In the past some of these voted against both the major parties by giving the vote to the Liberals. The remainder either elected the Conservatives or Labour. The winner normally is the one holding the centre ground of politics, such as Tony Blair or David Cameron. On this occasion it definitely wasn’t Ed Miliband and Labour.
UKIP was hoping to hoover up floating voters and some from each of Labour and the Conservatives who wanted our country back from the EU. Unlike the SNP of course that doesn’t actually want nationality it wants Socialism, and if it can’t get it from the UK it will try to get it from the EU.
When I joined the local UKIP group in March 2013 it was like many of us in the belief that I want my country back. It came as a bit of a surprise when two of our members stood as paper candidates in the local elections. Then in 2014 there was of course the European Parliamentary Election so that was an opportunity for all to vote for an anti-EU party.

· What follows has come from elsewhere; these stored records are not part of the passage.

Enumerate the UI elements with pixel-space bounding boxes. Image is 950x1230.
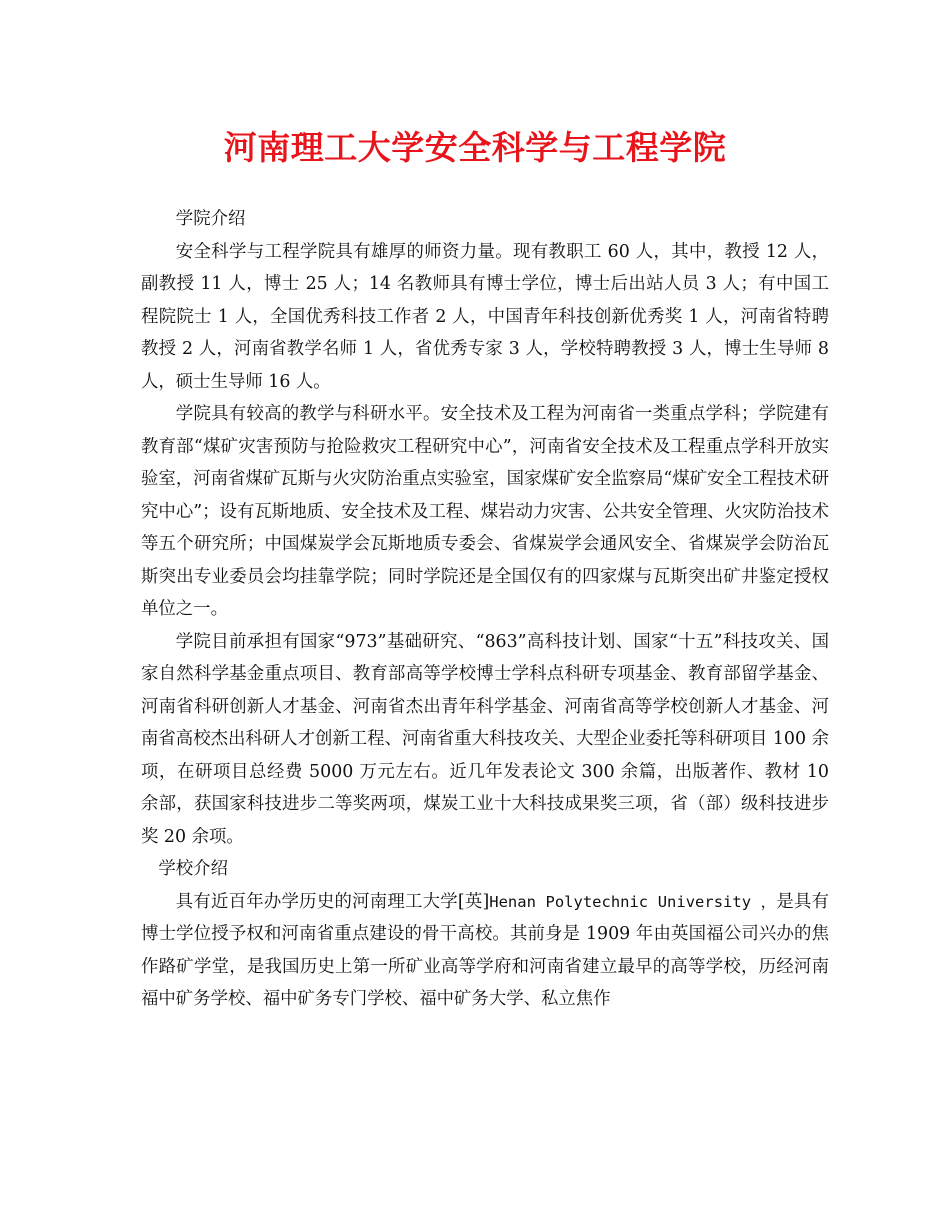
section-heading-college: 学院介绍 [175,209,246,229]
college-paragraph-research-platforms: 学院具有较高的教学与科研水平。安全技术及工程为河南省一类重点学科；学院建有教育部“煤矿灾害预防与抢险救灾工程研究中心”，河南省安全技术及工程重点学科开放实验室，河南省煤矿瓦斯与火灾防治重点实验室，国家煤矿安全监察局“煤矿安全工程技术研究中心”；设有瓦斯地质、安全技术及工程、煤岩动力灾害、公共安全管理、火灾防治技术等五个研究所；中国煤炭学会瓦斯地质专委会、省煤炭学会通风安全、省煤炭学会防治瓦斯突出专业委员会均挂靠学院；同时学院还是全国仅有的四家煤与瓦斯突出矿井鉴定授权单位之一。 [141,404,829,619]
school-paragraph-prefix: 具有近百年办学历史的河南理工大学[英] [175,891,490,912]
school-paragraph-history [141,886,829,1016]
college-paragraph-projects: 学院目前承担有国家“973”基础研究、“863”高科技计划、国家“十五”科技攻关、国家自然科学基金重点项目、教育部高等学校博士学科点科研专项基金、教育部留学基金、河南省科研创新人才基金、河南省杰出青年科学基金、河南省高等学校创新人才基金、河南省高校杰出科研人才创新工程、河南省重大科技攻关、大型企业委托等科研项目 100 余项，在研项目总经费 5000 万元左右。近几年发表论文 300 余篇，出版著作、教材 10 余部，获国家科技进步二等奖两项，煤炭工业十大科技成果奖三项，省（部）级科技进步奖 20 余项。 [141,631,829,847]
section-heading-school: 学校介绍 [158,859,228,879]
document-title: 河南理工大学安全科学与工程学院 [223,128,727,167]
document-body [141,203,829,1016]
college-paragraph-faculty: 安全科学与工程学院具有雄厚的师资力量。现有教职工 60 人，其中，教授 12 人，副教授 11 人，博士 25 人；14 名教师具有博士学位，博士后出站人员 3 人；有中国工程院院士 1 人，全国优秀科技工作者 2 人，中国青年科技创新优秀奖 1 人，河南省特聘教授 2 人，河南省教学名师 1 人，省优秀专家 3 人，学校特聘教授 3 人，博士生导师 8 人，硕士生导师 16 人。 [141,241,829,392]
school-english-name: Henan Polytechnic University ， [489,892,777,911]
school-paragraph-rest: 是具有博士学位授予权和河南省重点建设的骨干高校。其前身是 1909 年由英国福公司兴办的焦作路矿学堂，是我国历史上第一所矿业高等学府和河南省建立最早的高等学校，历经河南福中矿务学校、福中矿务专门学校、福中矿务大学、私立焦作 [141,891,829,1009]
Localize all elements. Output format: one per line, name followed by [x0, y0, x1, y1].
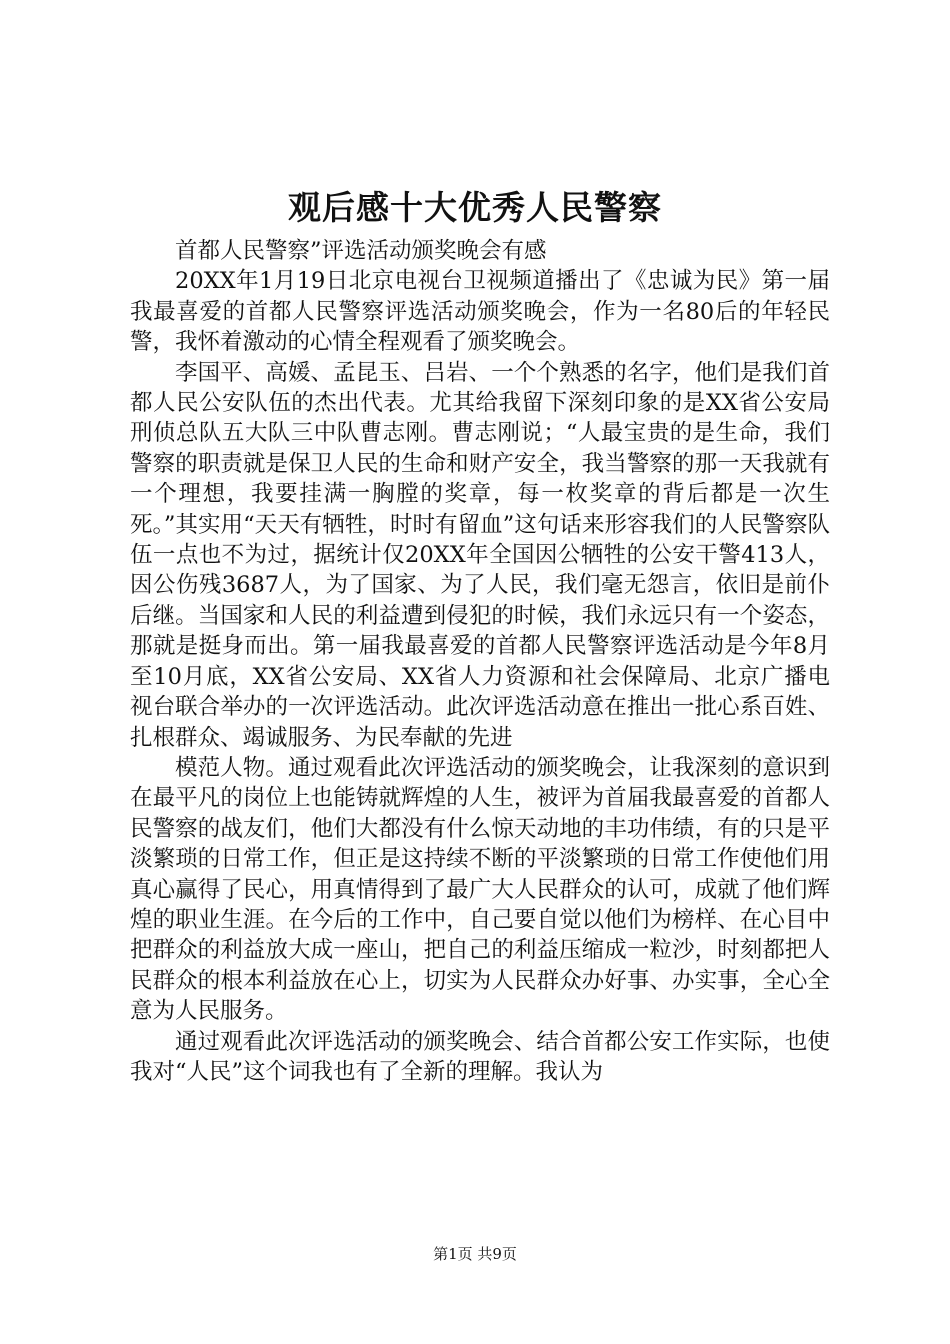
page-title: 观后感十大优秀人民警察 [288, 188, 662, 227]
paragraph-representatives: 李国平、高媛、孟昆玉、吕岩、一个个熟悉的名字，他们是我们首都人民公安队伍的杰出代表。尤其给我留下深刻印象的是XX省公安局刑侦总队五大队三中队曹志刚。曹志刚说；“人最宝贵的是生命，我们警察的职责就是保卫人民的生命和财产安全，我当警察的那一天我就有一个理想，我要挂满一胸膛的奖章，每一枚奖章的背后都是一次生死。”其实用“天天有牺牲，时时有留血”这句话来形容我们的人民警察队伍一点也不为过，据统计仅20XX年全国因公牺牲的公安干警413人，因公伤残3687人，为了国家、为了人民，我们毫无怨言，依旧是前仆后继。当国家和人民的利益遭到侵犯的时候，我们永远只有一个姿态，那就是挺身而出。第一届我最喜爱的首都人民警察评选活动是今年8月至10月底，XX省公安局、XX省人力资源和社会保障局、北京广播电视台联合举办的一次评选活动。此次评选活动意在推出一批心系百姓、扎根群众、竭诚服务、为民奉献的先进 [130, 359, 830, 751]
document-body [130, 236, 830, 1087]
paragraph-understanding: 通过观看此次评选活动的颁奖晚会、结合首都公安工作实际，也使我对“人民”这个词我也有了全新的理解。我认为 [130, 1028, 830, 1085]
paragraph-subtitle: 首都人民警察”评选活动颁奖晚会有感 [175, 238, 547, 264]
paragraph-intro: 20XX年1月19日北京电视台卫视频道播出了《忠诚为民》第一届我最喜爱的首都人民警察评选活动颁奖晚会，作为一名80后的年轻民警，我怀着激动的心情全程观看了颁奖晚会。 [130, 268, 830, 356]
paragraph-model-figures: 模范人物。通过观看此次评选活动的颁奖晚会，让我深刻的意识到在最平凡的岗位上也能铸就辉煌的人生，被评为首届我最喜爱的首都人民警察的战友们，他们大都没有什么惊天动地的丰功伟绩，有的只是平淡繁琐的日常工作，但正是这持续不断的平淡繁琐的日常工作使他们用真心赢得了民心，用真情得到了最广大人民群众的认可，成就了他们辉煌的职业生涯。在今后的工作中，自己要自觉以他们为榜样、在心目中把群众的利益放大成一座山，把自己的利益压缩成一粒沙，时刻都把人民群众的根本利益放在心上，切实为人民群众办好事、办实事，全心全意为人民服务。 [130, 754, 830, 1025]
page-footer: 第1页 共9页 [433, 1245, 517, 1263]
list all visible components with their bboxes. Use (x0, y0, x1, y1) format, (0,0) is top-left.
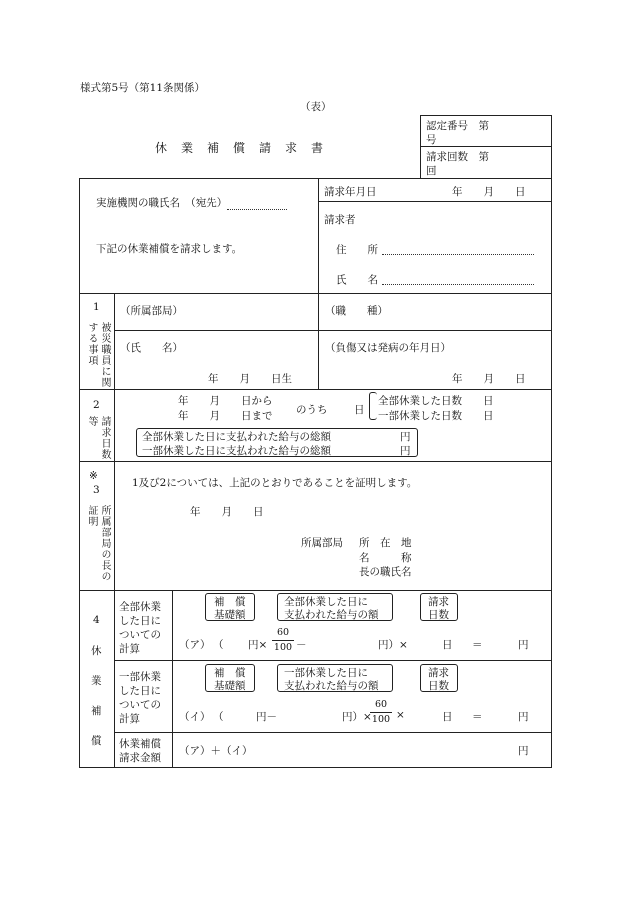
addressee-label: 実施機関の職氏名 （宛先） (96, 195, 287, 210)
fraction-i-den: 100 (371, 714, 391, 725)
sec3-mark: ※ (89, 470, 98, 482)
base-label-a1: 補 償 (214, 596, 246, 608)
days-bracket (369, 392, 377, 420)
request-count: 請求回数 第 (426, 151, 489, 163)
sec4-label-1: 休 (91, 645, 102, 657)
partial-days: 一部休業した日数 日 (378, 410, 494, 422)
row-i-yen: 円 (518, 711, 529, 723)
request-date-label: 請求年月日 (324, 186, 377, 198)
sec3-label: 所属部局の長の証明 (86, 505, 110, 582)
of-which: のうち (296, 404, 328, 416)
part-calc-l3: ついての (119, 699, 161, 711)
row-i-label: （イ） (179, 711, 211, 723)
claimant-label: 請求者 (324, 214, 356, 226)
row-a-yen1: 円× (248, 639, 268, 651)
period-from: 年 月 日から (178, 395, 273, 407)
side-label: （表） (300, 101, 332, 113)
injury-date-value: 年 月 日 (452, 373, 526, 385)
row-a-minus: － (296, 639, 307, 651)
cert-location-label: 所 在 地 (359, 537, 412, 549)
total-label-1: 休業補償 (119, 738, 161, 750)
days-label-a1: 請求 (428, 596, 449, 608)
days-label-a2: 日数 (428, 609, 449, 621)
full-pay-label-1: 全部休業した日に (284, 596, 368, 608)
row-a-open: （ (213, 639, 224, 651)
name-label: 氏 名 (336, 274, 378, 286)
request-date-value: 年 月 日 (452, 186, 526, 198)
full-pay-total: 全部休業した日に支払われた給与の総額 (142, 431, 331, 443)
cert-statement: 1及び2については、上記のとおりであることを証明します。 (132, 477, 418, 489)
row-a-yen: 円 (518, 639, 529, 651)
sec4-label-3: 補 (91, 705, 102, 717)
days-unit: 日 (354, 404, 365, 416)
full-pay-yen: 円 (400, 431, 411, 443)
row-a-label: （ア） (179, 639, 211, 651)
cert-number: 認定番号 第 (426, 120, 489, 132)
partial-pay-yen: 円 (400, 445, 411, 457)
row-i-open: （ (213, 711, 224, 723)
fraction-a-den: 100 (273, 642, 293, 653)
sec2-number: 2 (93, 399, 100, 411)
base-label-i2: 基礎額 (214, 680, 246, 692)
full-days: 全部休業した日数 日 (378, 395, 494, 407)
request-text: 下記の休業補償を請求します。 (96, 243, 243, 255)
full-calc-l1: 全部休業 (119, 601, 161, 613)
full-calc-l3: ついての (119, 629, 161, 641)
victim-name-label: （氏 名） (120, 342, 183, 354)
sec4-label-4: 償 (91, 735, 102, 747)
total-label-2: 請求金額 (119, 752, 161, 764)
row-i-times: × (396, 709, 405, 721)
full-calc-l2: した日に (119, 615, 161, 627)
full-pay-label-2: 支払われた給与の額 (284, 609, 379, 621)
row-i-yen2: 円）× (342, 711, 372, 723)
fraction-a (272, 627, 294, 654)
sec1-number: 1 (93, 301, 100, 313)
injury-date-label: （負傷又は発病の年月日） (325, 342, 451, 354)
address-label: 住 所 (336, 244, 378, 256)
row-i-day: 日 (442, 711, 453, 723)
name-field[interactable] (382, 272, 534, 285)
full-calc-l4: 計算 (119, 643, 140, 655)
request-count-kai: 回 (426, 165, 437, 177)
fraction-i-num: 60 (374, 699, 388, 710)
cert-number-go: 号 (426, 134, 437, 146)
row-a-yen2: 円）× (378, 639, 408, 651)
row-a-day: 日 (442, 639, 453, 651)
part-calc-l1: 一部休業 (119, 671, 161, 683)
row-i-yen1: 円－ (256, 711, 277, 723)
page-title: 休 業 補 償 請 求 書 (155, 141, 325, 155)
sec4-label-2: 業 (91, 675, 102, 687)
row-a-eq: ＝ (472, 639, 483, 651)
part-pay-label-1: 一部休業した日に (284, 667, 368, 679)
fraction-a-num: 60 (276, 627, 290, 638)
part-calc-l4: 計算 (119, 713, 140, 725)
job-label: （職 種） (325, 305, 388, 317)
form-number: 様式第5号（第11条関係） (80, 82, 206, 94)
total-formula: （ア）＋（イ） (179, 745, 253, 757)
sec1-label: 被災職員に関する事項 (86, 322, 110, 388)
dept-label: （所属部局） (120, 305, 183, 317)
fraction-i (370, 699, 392, 726)
birth-date: 年 月 日生 (208, 373, 292, 385)
partial-pay-total: 一部休業した日に支払われた給与の総額 (142, 445, 331, 457)
cert-name-label: 名 称 (359, 552, 412, 564)
cert-head-label: 長の職氏名 (359, 566, 412, 578)
part-pay-label-2: 支払われた給与の額 (284, 680, 379, 692)
address-field[interactable] (382, 242, 534, 255)
row-i-eq: ＝ (472, 711, 483, 723)
base-label-i1: 補 償 (214, 667, 246, 679)
base-label-a2: 基礎額 (214, 609, 246, 621)
sec3-number: 3 (93, 484, 100, 496)
cert-dept-label: 所属部局 (301, 537, 343, 549)
days-label-i1: 請求 (428, 667, 449, 679)
days-label-i2: 日数 (428, 680, 449, 692)
total-yen: 円 (518, 745, 529, 757)
sec4-number: 4 (93, 614, 100, 626)
cert-date: 年 月 日 (190, 506, 264, 518)
sec2-label: 請求日数等 (86, 416, 110, 460)
period-to: 年 月 日まで (178, 410, 273, 422)
part-calc-l2: した日に (119, 685, 161, 697)
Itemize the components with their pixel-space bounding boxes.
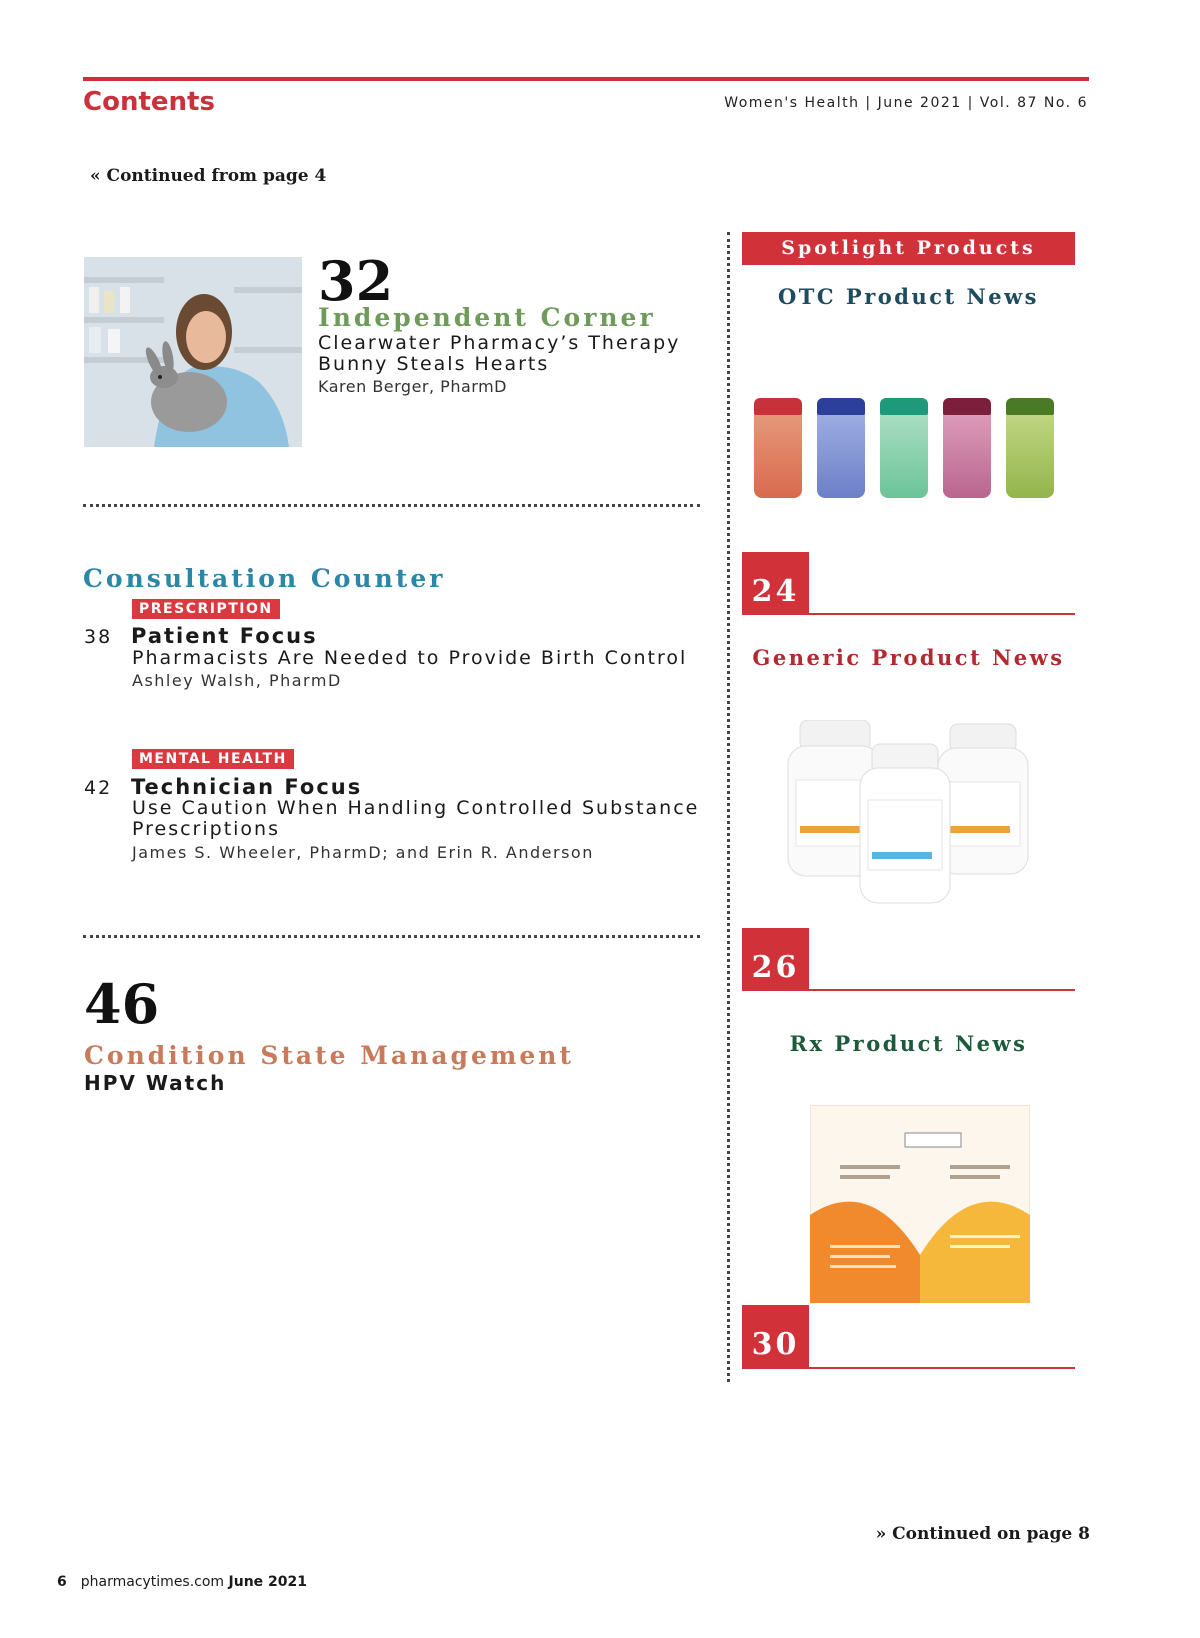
continued-on-link[interactable]: » Continued on page 8 <box>875 1524 1090 1544</box>
supplement-bottles-photo <box>750 393 1070 508</box>
generic-news-heading[interactable]: Generic Product News <box>752 645 1065 670</box>
otc-news-heading[interactable]: OTC Product News <box>777 284 1039 309</box>
pharmacist-with-rabbit-photo <box>84 257 302 447</box>
article-headline-line: Use Caution When Handling Controlled Substance <box>132 797 700 819</box>
rx-page-number[interactable]: 30 <box>742 1305 809 1368</box>
otc-page-number[interactable]: 24 <box>742 552 809 615</box>
patient-focus-author: Ashley Walsh, PharmD <box>132 671 342 690</box>
hpv-watch-subtitle: HPV Watch <box>84 1071 227 1095</box>
feature-headline-line: Clearwater Pharmacy’s Therapy <box>318 332 681 354</box>
issue-info: Women's Health | June 2021 | Vol. 87 No. 6 <box>724 95 1088 111</box>
continued-from-link[interactable]: « Continued from page 4 <box>90 166 327 186</box>
feature-headline-line: Bunny Steals Hearts <box>318 353 550 375</box>
feature-page-number: 32 <box>318 249 394 313</box>
footer-page-number: 6 <box>57 1574 67 1590</box>
footer-site[interactable]: pharmacytimes.com <box>80 1574 225 1590</box>
article-headline-line: Prescriptions <box>132 818 280 840</box>
page-rule <box>742 989 1075 991</box>
page-title: Contents <box>83 87 215 117</box>
rx-news-heading[interactable]: Rx Product News <box>789 1031 1028 1056</box>
condition-page-number: 46 <box>84 972 160 1036</box>
feature-headline[interactable] <box>318 333 680 375</box>
spotlight-banner: Spotlight Products <box>742 232 1075 265</box>
prescription-tag: PRESCRIPTION <box>132 599 280 619</box>
cabenuva-box-photo <box>810 1105 1030 1303</box>
header-rule <box>83 77 1089 81</box>
footer-date: June 2021 <box>228 1574 308 1590</box>
condition-state-title[interactable]: Condition State Management <box>84 1041 574 1070</box>
generic-page-number[interactable]: 26 <box>742 928 809 991</box>
section-divider <box>83 935 700 938</box>
page-rule <box>742 1367 1075 1369</box>
article-page-number: 38 <box>84 626 113 648</box>
column-divider <box>727 232 730 1382</box>
feature-author: Karen Berger, PharmD <box>318 377 507 396</box>
technician-focus-headline[interactable] <box>132 798 699 840</box>
article-headline-line: Pharmacists Are Needed to Provide Birth Control <box>132 647 688 669</box>
independent-corner-title: Independent Corner <box>318 303 656 332</box>
page-rule <box>742 613 1075 615</box>
article-page-number: 42 <box>84 777 113 799</box>
section-divider <box>83 504 700 507</box>
patient-focus-headline[interactable] <box>132 648 687 669</box>
consultation-counter-title: Consultation Counter <box>83 564 446 593</box>
mental-health-tag: MENTAL HEALTH <box>132 749 294 769</box>
patient-focus-kicker: Patient Focus <box>131 624 318 648</box>
technician-focus-author: James S. Wheeler, PharmD; and Erin R. Anderson <box>132 843 594 862</box>
potassium-citrate-bottles-photo <box>780 720 1040 910</box>
footer <box>57 1574 307 1590</box>
technician-focus-kicker: Technician Focus <box>131 775 363 799</box>
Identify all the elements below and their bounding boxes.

Immediately following the success in that election the focus started on obtaining a prospective parliamentary candidate for 2015 and as 2014 progressed there was pressure from the group to have candidates for local councils again.
It is clear that many members of the local UKIP constituency branches were not interested in parish, town, and district council positions because such things can be incredibly boring and don’t in the short term aid us in getting our country back. So this brings us to the purpose and future for UKIP as a political party.
Nigel Farage has always said that he doesn’t want to be a cabinet minister and all he wants is our country back. If that is the case and our primary objective is to have a referendum on EU membership then I don’t think UKIP will prosper. The Conservatives will give us a referendum, which will be fixed and run in a way to get the required result of a ‘stay in’.
If UKIP is still around after that it will be out on a limb. People keep saying, ah yes, but look at how the SNP prospered. Actually the SNP prospered because it had a clear message for the Scottish people that one way or another it would end austerity and get more money to throw at its public services. Labour in Scotland and England had unclear messages and promises that couldn’t be pinned down or reconciled with money raising taxation.
If you look at past general elections you will see that Labour has always been unelectable on English seats alone and needed Scottish MP’s to give them a majority. One of the things the English liked about the idea of Scottish independence was that we would never have another Labour government.
That’s where we now are unless of course Labour can move back to the centre ground and displace the Tories, like Tony Blair did. So in reality a Socialist government in unelectable and what we will always get is centre Conservative or centre Labour.
Getting back to the UKIP situation, each and every member and the party overall need to decide if we only exist to get out of the EU and if that is ever a possibility in our lifetimes.
Or do we wish to be a political party in the UK, or even of England, with some of the other policies in our excellent manifesto. Unfortunately most of our policies relate to leaving the EU, and if that is not likely we are just wasting time and money.
At branch and sub-branch level we also have the problem of group dynamics. Many branches are newly formed or reformed and as membership has rapidly grown there have been challenges to those who formed the branches. These challenges often get beaten off and in other cases new committees get elected.
It is only when competent people democratically chosen by the members form committees that branches can function properly with the members supporting the cause. Where originators fight off challenges or use undemocratic methods to cling to power there is division and a disconnect between members and committee.
This is normal in the animal kingdom and with the human animal as well. Whereas in the animal kingdom it is normally the dominant male that is challenged, here in human society we have made it so male and female can be the contestants for group dominance.
In our groups the process always goes through the following stages;- Forming, storming, reforming, and performing. Unfortunately with the rapid growth of UKIP we in many places are still undergoing the storming phase where newcomers are challenging the group originators. I always said that if we worked this through we might be in a position to fight the 2020 election with well performing groups but 2015 was just too soon.
So do we change our party name to be reflect a party that has more issues than just ‘leave the EU’ and to take our place as an ongoing political force in the UK. That will mean we need to start recruiting members willing to stand in local elections and build and councillor base. I cannot see how we otherwise can grow our membership on the single issue to have 100,000 members necessary by 2020 to win more than 25% of the national vote and have sufficient MPs to make us a force in UK/English politics. Think well on it.